Depuis plusieurs jours, les projets de modification du régime de l'auto-entrepreneur font beaucoup de bruit et ont même provoqué quelques couacs gouvernementaux. Pour tenter de calmer l'agitation, la ministre du Commerce et de l'Artisanat, Sylvia Pinel, reçoit ce jeudi 6 juin, séparément, les anti et les pro-auto-entrepreneuriat, regroupés au sein du mouvement des poussins" .

A 9h se tiendra une réunion de travail sur l'évolution du régime de l'auto-entrepreneur avec les représentants de l'Union professionnelle artisanale (UPA), l'Assemblée permanente des chambres de métiers et de l'artisanat (APCMA), la Fédération française du bâtiment (FFB) et la Confédération de l'artisanat et des petites entreprises du bâtiment (CAPEB). Puis à 11h30, Sylvia Pinel s'entretiendra avec Adrien Sergent, à l'initiative du mouvement des "Poussins". Enfin à 17h15, elle assistera à une réunion sur cette même thématique avec les représentants de l'Union des auto-entrepreneurs (UAE) et de la Fédération des auto-entrepreneurs (FEDAE).

En attendant de connaître les contours de la réforme du statut, évoquée dès sa campagne pour l'élection présidentielle par François Hollande, La Tribune dresse un bilan de ce régime, quatre ans et demi après son instauration le 1er janvier 2009.

Que représentent les auto-entreprises parmi l'entrepreneuriat total?

Le dernier bilan du dispositif fait état de 895.000 auto-entrepreneurs administrativement actifs au mois de février 2013, selon la caisse nationale du réseau des Urssaf, l'Acoss. Le régime séduit plus ou moins selon les années : si en 2010, 358.588 auto-entreprises avaient été créées selon l'Insee, il n'y en a eu que 291.721 en 2011 mais 307.478 l'année dernière. Selon des données IGAS (l'Inspection générale des affaires sociales), l'activité en auto-entreprise génère 0,23% du Produit intérieur brut français.

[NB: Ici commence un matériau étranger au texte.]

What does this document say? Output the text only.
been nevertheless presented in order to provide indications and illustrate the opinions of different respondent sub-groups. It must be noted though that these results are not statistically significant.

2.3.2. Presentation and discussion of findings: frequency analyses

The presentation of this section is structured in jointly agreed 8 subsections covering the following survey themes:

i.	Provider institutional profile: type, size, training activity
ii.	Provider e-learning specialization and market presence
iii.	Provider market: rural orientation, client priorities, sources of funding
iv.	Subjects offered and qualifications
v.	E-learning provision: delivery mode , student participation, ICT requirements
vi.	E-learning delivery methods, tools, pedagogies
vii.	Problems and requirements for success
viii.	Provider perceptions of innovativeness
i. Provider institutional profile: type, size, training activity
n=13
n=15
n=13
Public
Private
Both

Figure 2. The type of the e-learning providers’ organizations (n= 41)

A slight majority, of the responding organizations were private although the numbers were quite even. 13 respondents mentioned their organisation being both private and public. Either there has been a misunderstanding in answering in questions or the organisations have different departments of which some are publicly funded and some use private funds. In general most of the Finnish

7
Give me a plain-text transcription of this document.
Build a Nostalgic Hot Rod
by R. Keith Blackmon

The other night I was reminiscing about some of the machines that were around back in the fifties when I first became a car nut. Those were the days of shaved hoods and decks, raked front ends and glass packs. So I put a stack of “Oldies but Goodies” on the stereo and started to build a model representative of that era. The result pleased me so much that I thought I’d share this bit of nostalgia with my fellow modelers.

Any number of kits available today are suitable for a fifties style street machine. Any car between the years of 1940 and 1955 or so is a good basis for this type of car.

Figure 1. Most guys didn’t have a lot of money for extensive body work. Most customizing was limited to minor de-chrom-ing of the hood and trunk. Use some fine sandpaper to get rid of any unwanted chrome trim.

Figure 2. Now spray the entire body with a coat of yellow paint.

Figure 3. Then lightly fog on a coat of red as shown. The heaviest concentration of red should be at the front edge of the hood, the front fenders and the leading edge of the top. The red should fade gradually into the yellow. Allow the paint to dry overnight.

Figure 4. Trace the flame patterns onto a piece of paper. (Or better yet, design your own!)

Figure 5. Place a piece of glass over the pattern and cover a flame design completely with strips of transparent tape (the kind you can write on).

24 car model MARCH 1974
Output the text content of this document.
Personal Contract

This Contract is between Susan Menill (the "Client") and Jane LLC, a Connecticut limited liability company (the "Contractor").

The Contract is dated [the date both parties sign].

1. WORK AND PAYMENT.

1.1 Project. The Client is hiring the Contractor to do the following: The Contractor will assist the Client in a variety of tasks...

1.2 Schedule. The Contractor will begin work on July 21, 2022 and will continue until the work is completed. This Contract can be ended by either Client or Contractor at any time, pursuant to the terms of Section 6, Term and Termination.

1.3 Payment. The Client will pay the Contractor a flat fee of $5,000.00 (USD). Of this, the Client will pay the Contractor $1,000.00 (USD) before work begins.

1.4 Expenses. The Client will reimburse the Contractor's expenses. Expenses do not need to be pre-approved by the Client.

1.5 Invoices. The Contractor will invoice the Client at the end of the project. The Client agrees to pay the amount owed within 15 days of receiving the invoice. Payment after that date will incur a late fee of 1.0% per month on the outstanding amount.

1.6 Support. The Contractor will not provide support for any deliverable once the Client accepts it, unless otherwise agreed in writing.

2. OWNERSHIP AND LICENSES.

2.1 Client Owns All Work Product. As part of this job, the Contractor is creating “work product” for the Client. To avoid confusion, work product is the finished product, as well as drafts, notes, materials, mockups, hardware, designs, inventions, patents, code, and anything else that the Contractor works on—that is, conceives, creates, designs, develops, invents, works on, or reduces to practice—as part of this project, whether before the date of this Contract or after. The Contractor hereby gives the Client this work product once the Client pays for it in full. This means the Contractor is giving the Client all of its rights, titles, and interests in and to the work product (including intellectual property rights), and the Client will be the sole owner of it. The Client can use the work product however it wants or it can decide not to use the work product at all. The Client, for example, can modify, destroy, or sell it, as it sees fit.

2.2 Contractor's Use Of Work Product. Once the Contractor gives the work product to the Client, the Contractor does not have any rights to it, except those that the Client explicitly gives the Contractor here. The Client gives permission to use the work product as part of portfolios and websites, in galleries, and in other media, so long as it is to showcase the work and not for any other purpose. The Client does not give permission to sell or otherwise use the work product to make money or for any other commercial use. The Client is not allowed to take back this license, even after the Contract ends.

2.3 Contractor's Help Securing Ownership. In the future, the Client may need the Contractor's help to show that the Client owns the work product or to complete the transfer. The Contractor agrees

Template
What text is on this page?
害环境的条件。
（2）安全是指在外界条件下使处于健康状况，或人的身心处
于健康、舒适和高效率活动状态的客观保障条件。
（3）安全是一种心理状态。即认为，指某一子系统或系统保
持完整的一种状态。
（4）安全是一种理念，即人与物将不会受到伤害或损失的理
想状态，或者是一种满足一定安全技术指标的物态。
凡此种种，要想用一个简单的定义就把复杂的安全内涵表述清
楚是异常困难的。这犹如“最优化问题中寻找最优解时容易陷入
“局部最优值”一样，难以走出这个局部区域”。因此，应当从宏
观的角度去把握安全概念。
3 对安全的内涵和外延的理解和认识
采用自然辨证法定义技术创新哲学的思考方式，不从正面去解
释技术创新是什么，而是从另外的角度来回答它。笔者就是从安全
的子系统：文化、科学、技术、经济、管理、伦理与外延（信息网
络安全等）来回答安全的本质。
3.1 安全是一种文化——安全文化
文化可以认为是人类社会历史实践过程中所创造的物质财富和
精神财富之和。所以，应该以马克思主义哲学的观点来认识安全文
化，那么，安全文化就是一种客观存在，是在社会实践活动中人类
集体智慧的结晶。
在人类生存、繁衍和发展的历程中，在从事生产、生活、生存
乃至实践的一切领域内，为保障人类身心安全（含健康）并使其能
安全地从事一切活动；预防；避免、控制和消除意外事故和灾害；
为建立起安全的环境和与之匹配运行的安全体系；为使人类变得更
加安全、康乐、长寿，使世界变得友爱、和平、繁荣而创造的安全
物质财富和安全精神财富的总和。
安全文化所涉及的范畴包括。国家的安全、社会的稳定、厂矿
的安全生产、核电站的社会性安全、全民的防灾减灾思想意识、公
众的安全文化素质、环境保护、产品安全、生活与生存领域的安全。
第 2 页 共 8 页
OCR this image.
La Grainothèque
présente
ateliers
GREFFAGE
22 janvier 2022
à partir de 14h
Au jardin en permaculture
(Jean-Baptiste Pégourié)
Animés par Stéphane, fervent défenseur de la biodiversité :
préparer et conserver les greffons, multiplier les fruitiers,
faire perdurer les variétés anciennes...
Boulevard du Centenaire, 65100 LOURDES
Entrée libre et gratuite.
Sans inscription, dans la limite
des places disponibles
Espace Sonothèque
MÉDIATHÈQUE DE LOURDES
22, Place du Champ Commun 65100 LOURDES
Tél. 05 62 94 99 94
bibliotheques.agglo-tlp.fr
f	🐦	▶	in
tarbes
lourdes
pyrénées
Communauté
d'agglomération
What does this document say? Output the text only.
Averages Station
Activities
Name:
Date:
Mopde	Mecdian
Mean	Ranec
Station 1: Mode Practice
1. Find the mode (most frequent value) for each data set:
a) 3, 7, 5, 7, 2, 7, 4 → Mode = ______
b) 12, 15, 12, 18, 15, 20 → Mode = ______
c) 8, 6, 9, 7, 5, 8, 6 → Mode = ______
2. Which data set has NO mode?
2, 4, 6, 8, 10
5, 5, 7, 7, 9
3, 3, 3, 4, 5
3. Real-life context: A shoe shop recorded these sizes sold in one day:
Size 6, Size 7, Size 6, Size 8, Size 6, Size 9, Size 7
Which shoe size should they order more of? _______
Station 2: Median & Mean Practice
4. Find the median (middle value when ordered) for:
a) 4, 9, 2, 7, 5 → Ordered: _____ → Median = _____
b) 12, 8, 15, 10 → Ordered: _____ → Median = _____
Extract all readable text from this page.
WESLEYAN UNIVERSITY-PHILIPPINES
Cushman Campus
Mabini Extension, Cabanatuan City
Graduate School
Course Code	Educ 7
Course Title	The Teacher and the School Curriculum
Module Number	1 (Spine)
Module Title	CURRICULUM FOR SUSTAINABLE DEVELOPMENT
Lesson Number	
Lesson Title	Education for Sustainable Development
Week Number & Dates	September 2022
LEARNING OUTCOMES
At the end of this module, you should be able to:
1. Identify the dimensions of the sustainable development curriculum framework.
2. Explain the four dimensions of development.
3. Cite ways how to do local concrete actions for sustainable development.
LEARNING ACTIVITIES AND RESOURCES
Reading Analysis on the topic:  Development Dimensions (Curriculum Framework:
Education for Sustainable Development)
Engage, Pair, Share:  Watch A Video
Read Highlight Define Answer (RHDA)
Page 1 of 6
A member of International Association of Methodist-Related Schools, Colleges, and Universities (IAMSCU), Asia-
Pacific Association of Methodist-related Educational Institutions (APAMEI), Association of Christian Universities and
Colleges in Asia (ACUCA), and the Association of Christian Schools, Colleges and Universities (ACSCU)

En 2012, 56% des créations d'entreprises se sont faites sous le régime de l'auto-entrepreneuriat, une proportion importante (et conforme à celle de la période 2009-2011) que l'on visualise dans ce graphique diffusé par l'Insee :


Mais au dernier trimestre 2012, le statut a semblé s'essouffler. Le nombre total d'entreprises créées a chuté de 12,1% entre octobre et novembre selon l'Insee, essentiellement du fait de l'effondrement du nombre de nouvelles auto-entreprises.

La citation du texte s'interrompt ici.